Sahlsten (2008) asserts that participation with patients is present when 1) there is an established relationship between nurse and patient, 2) there is some surrendering of power or control by the nurse, 3) there is shared information and 4) there is engagement together in intellectual and /or physical activity. Newman (1991, p. E17) expands the idea further and talks of the relationship being ‘… embedded in a concept of wholeness, evolving pattern, and transformation’. On the evidence presented in the previous paragraphs this author suggests that nursing is a participatory rich practice. For maximum participation nurses need to engage without preconceived ideas (Sahlsten, 2008). 

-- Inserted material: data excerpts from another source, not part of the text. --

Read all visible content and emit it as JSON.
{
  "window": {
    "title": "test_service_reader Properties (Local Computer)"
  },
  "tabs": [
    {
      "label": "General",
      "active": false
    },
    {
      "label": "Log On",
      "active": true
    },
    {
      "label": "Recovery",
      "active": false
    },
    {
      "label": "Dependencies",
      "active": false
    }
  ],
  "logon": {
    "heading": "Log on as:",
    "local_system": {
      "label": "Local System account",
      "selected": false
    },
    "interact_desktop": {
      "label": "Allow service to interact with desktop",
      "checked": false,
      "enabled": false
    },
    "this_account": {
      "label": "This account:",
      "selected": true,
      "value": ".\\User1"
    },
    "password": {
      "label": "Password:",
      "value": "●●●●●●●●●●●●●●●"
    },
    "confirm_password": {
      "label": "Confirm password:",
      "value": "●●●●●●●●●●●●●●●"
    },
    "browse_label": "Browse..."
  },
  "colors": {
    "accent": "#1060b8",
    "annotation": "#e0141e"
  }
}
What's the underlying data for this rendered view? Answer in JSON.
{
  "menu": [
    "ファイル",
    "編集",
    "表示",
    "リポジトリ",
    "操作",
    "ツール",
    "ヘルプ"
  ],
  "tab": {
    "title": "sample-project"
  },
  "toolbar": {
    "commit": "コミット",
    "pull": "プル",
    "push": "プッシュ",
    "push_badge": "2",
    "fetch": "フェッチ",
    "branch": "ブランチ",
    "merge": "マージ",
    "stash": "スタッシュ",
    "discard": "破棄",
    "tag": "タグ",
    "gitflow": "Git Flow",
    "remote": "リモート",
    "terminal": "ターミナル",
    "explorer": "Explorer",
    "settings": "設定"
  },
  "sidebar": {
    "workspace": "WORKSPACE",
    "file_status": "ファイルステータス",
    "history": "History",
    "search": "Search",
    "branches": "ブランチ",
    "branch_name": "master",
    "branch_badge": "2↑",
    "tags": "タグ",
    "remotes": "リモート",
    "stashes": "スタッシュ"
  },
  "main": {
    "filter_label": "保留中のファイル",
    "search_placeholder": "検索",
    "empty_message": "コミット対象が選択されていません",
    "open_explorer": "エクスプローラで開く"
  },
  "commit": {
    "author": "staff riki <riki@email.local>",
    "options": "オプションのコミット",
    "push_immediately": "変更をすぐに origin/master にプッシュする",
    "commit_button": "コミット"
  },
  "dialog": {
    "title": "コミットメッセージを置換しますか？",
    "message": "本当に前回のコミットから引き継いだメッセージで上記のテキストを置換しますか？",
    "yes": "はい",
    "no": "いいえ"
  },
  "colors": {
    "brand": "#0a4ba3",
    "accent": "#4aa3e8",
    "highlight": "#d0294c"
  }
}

In conclusion the professional discipline of nursing can outline a very definitive practice orientated ontology. Is that ontology completed? Because of nursing’s very nature this author believes that it may not be. Nursing is and will continue to adapt to meet the needs of those in its care. If nurses can continue be clear about the disciplines ontological basis they will be afforded the privilege of engaging in practice that is rewarding for them and to the healthcare system they work in (Newman et al., 2008).